I’m going to tell you a story about a “subject-target” who I interviewed about the interest on the purchase and placement of an X-Over of medium-large size, succumbing reluctantly to the definition of the target according to the Company.

This subject is been defined ( according to the schemes described above) as indisputable customer of the vehicle they were working on: he has that certain socio-economic and cultural profile and owns a SW 4×4 bought 36months ago. Well, since the first exchange of views, it was clear to me how incorrect the words “indisputable” and “target” were to frame the subject.

His guidelines for the next car weren’t , in fact, focused on the theoretical vision by the company, but on a real and composite vision difficult to understand in full: the intelligent and open-minded target-person simply orients himself through a logic – result of our time- not aligned with the textbook.
In short he was looking for:

  1. The exact same vehicle BUT ONLY if business car or Km zero (to limit his budget and, at the same time, not to receive “surprise” in purchasing );
  2. Big off-road vehicle (with gasoline engine to be converted in LPG) secondhand (a purchase partly due to emotional reasons and partly to utility because to the frequency of white roads);
  3. A new hybrid SW 4×2 available thanks to incentives (urban mobility target);
  4. Two smaller vehicles with 4 and 2 wheel drive (the goal is the satisfaction of the renewal of the family car fleet with the same budget)

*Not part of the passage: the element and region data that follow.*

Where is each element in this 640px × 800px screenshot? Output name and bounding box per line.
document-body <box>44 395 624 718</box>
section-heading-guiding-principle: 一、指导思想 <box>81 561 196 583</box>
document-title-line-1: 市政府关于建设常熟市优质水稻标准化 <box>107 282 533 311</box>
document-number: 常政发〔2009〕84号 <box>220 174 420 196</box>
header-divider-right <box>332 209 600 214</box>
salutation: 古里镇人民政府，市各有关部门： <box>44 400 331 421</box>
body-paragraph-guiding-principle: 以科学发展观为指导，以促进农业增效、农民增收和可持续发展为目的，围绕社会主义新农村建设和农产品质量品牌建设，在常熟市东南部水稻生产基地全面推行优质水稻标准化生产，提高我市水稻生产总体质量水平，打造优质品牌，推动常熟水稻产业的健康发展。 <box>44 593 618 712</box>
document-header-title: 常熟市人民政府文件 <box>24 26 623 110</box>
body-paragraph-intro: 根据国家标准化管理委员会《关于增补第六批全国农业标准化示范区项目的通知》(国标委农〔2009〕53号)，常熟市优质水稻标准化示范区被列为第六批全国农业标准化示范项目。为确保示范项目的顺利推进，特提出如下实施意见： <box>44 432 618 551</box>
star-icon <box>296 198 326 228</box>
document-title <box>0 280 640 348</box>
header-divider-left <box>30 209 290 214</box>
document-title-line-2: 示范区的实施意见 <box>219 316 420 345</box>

The X-Over mentioned above was definitively off-target. We could justify the story because the schizophrenia of the subject, like to say that he is a unique case, like the “whitefly” . But no! The problem is that from my observation on the field this “deconstruction” of the customer is becoming more frequent and obvious. Unfortunately it doesn’t seem to be worthy of consideration. Arise questions:

  • How will the Company work to the placement (price, communication etc)with partial absence of data?
  • Who is really the target of this X-Over?
  • Why do you insist on watching the same side of the coin (paying consultants that you won’t listen to suggestions)?

But above all: okay the manual, power, knowledge and the Company…but when are we going to take a look at the reality? Say the wise: “if you keep doing what you’ve always done, you will arrive where you had already been“…the current situation of the automotive market deserves a reflection.